Si la Caisse nationale d’assurance maladie n’a jamais remboursé les actes de psychanalyse, elle rembourse, finance ou co-finance des actes de psychiatres et de psychologues ou des institutions qui emploient ces personnels pour qui la référence à la psychanalyse est essentielle. Mais tandis que ces professionnels (qui sont en formation continue et certifiée) accompagnent quotidiennement ceux qui souffrent parmi nos concitoyens – et notamment, très régulièrement, les grands traumatisés (comme ce fut le cas après les attentats du 13 novembre ou comme c’est le cas dans certains hôpitaux militaires français) – on voudrait tout à coup en supprimer l’approche. À supposer que cela soit seulement possible sans mettre en péril tout le système sanitaire français et laisser sur le carreau les plus fragiles de nos concitoyens (dont certains peuvent devenir dangereux pour eux-mêmes ou pour les autres quand ils ne reçoivent plus de soins), comment cela se ferait-il concrètement ? Procèderait-on à une chasse aux sorcières ? Exigerait-on l’autodénonciation et la démission de ce personnel ? Retirerait-on leur titre de médecin aux psychiatres qui s’orientent de la psychanalyse quand on sait à quel point les psychiatres sont trop peu nombreux pour étancher les besoins ? Et de là, déciderait-on aussi, en toute logique, qu’il convient d’interdire l’enseignement de la psychanalyse dans les départements universitaires de psychologie et ailleurs ? Renverrait-on cette discipline illustre, qui documente abondamment et très rigoureusement ses résultats, au rang de pratique ésotérique ?

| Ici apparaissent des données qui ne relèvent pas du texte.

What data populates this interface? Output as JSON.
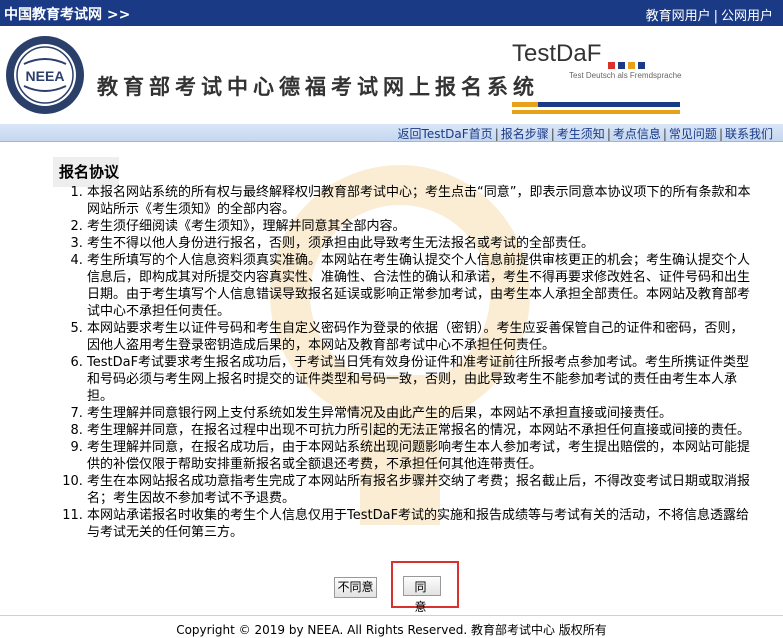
{
  "topbar": {
    "site": "中国教育考试网 >>",
    "user_link": "教育网用户",
    "separator": "|",
    "public_link": "公网用户"
  },
  "header": {
    "logo_text": "NEEA",
    "title": "教育部考试中心德福考试网上报名系统",
    "brand": "TestDaF",
    "brand_sub": "Test Deutsch als Fremdsprache"
  },
  "nav": {
    "items": [
      "返回TestDaF首页",
      "报名步骤",
      "考生须知",
      "考点信息",
      "常见问题",
      "联系我们"
    ]
  },
  "agreement": {
    "heading": "报名协议",
    "items": [
      "本报名网站系统的所有权与最终解释权归教育部考试中心；考生点击“同意”，即表示同意本协议项下的所有条款和本网站所示《考生须知》的全部内容。",
      "考生须仔细阅读《考生须知》，理解并同意其全部内容。",
      "考生不得以他人身份进行报名，否则，须承担由此导致考生无法报名或考试的全部责任。",
      "考生所填写的个人信息资料须真实准确。本网站在考生确认提交个人信息前提供审核更正的机会；考生确认提交个人信息后，即构成其对所提交内容真实性、准确性、合法性的确认和承诺，考生不得再要求修改姓名、证件号码和出生日期。由于考生填写个人信息错误导致报名延误或影响正常参加考试，由考生本人承担全部责任。本网站及教育部考试中心不承担任何责任。",
      "本网站要求考生以证件号码和考生自定义密码作为登录的依据（密钥）。考生应妥善保管自己的证件和密码，否则，因他人盗用考生登录密钥造成后果的，本网站及教育部考试中心不承担任何责任。",
      "TestDaF考试要求考生报名成功后，于考试当日凭有效身份证件和准考证前往所报考点参加考试。考生所携证件类型和号码必须与考生网上报名时提交的证件类型和号码一致，否则，由此导致考生不能参加考试的责任由考生本人承担。",
      "考生理解并同意银行网上支付系统如发生异常情况及由此产生的后果，本网站不承担直接或间接责任。",
      "考生理解并同意，在报名过程中出现不可抗力所引起的无法正常报名的情况，本网站不承担任何直接或间接的责任。",
      "考生理解并同意，在报名成功后，由于本网站系统出现问题影响考生本人参加考试，考生提出赔偿的，本网站可能提供的补偿仅限于帮助安排重新报名或全额退还考费，不承担任何其他连带责任。",
      "考生在本网站报名成功意指考生完成了本网站所有报名步骤并交纳了考费；报名截止后，不得改变考试日期或取消报名；考生因故不参加考试不予退费。",
      "本网站承诺报名时收集的考生个人信息仅用于TestDaF考试的实施和报告成绩等与考试有关的活动，不将信息透露给与考试无关的任何第三方。"
    ]
  },
  "buttons": {
    "disagree": "不同意",
    "agree": "同意"
  },
  "footer": {
    "copyright": "Copyright © 2019 by NEEA. All Rights Reserved. 教育部考试中心 版权所有"
  },
  "colors": {
    "topbar": "#1a3a86",
    "accent_orange": "#e8a21a",
    "accent_blue": "#1a3a86",
    "highlight": "#d9322c"
  }
}
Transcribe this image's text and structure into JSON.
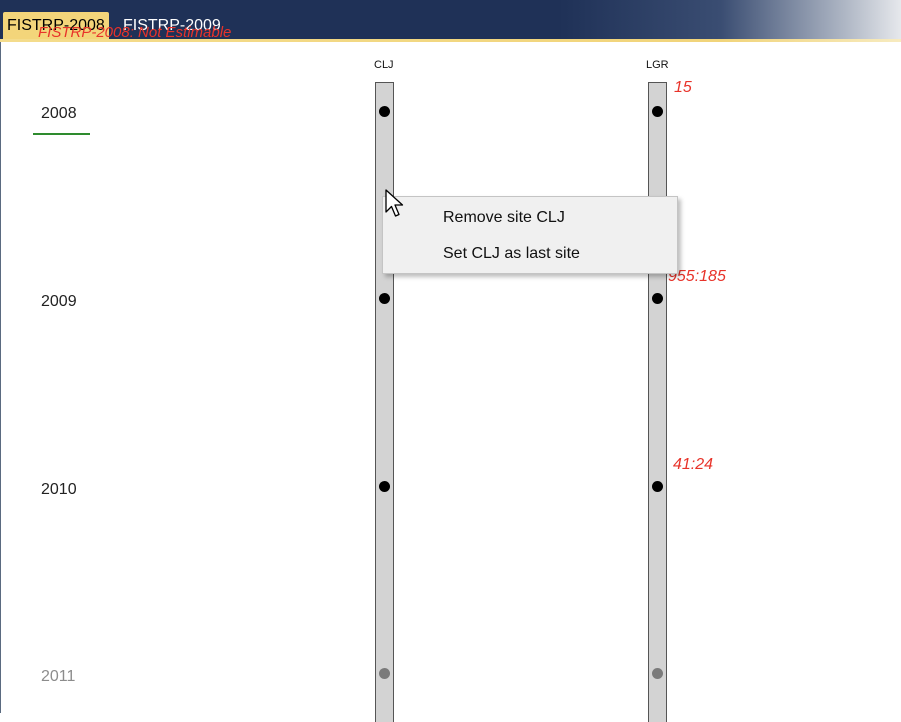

Parmi les plus grandes figures de la culture – qu’ils soient artistes, scientifiques, écrivains, chercheurs, médecins, acteurs, avocats, journalistes… –, nombreux sont ceux qui ont rendu public ce qu’ils doivent à la psychanalyse, nombreux sont ceux qui ont témoigné lui devoir jusqu’à leur vie. Voudrait-on priver les plus démunis de nos concitoyens de cette orientation si précieuse au motif qu’ils n’ont pas les moyens d’y prétendre ? L’enjeu n’est ni plus ni moins qu’un enjeu de santé publique, mais aussi de liberté et d’égalité, c’est-à-dire de démocratie.
L’École de la Cause freudienne est une association Reconnue d’Utilité Publique depuis 2006. Elle a obtenu cette reconnaissance, notamment en raison du rayonnement de la psychanalyse française qu’elle étend en Europe et dans le monde. Il est de mon devoir de vous alerter sur les dangers que cet amendement fait courir aux Français. Au nom de l’École de la Cause freudienne, je vous demande le retrait de cet amendement idéologique et mensonger, dont je veux croire qu’il a été rédigé dans l’ignorance des enjeux que nous exposons ici.
En vous remerciant Mesdames les Sénatrices, Messieurs les Sénateurs, Mesdames les Députées, Messieurs les Députés, je vous adresse l’expression de ma très haute considération.
Anaëlle Lebovits-Quenehen
Présidente de l’École de la Cause freudienne,
Association reconnue d’utilité publique
[1] Et notamment l’article 52 de la loi 2024-806 du 9 aout 2004 sur l’usage du titre de psychothérapeute.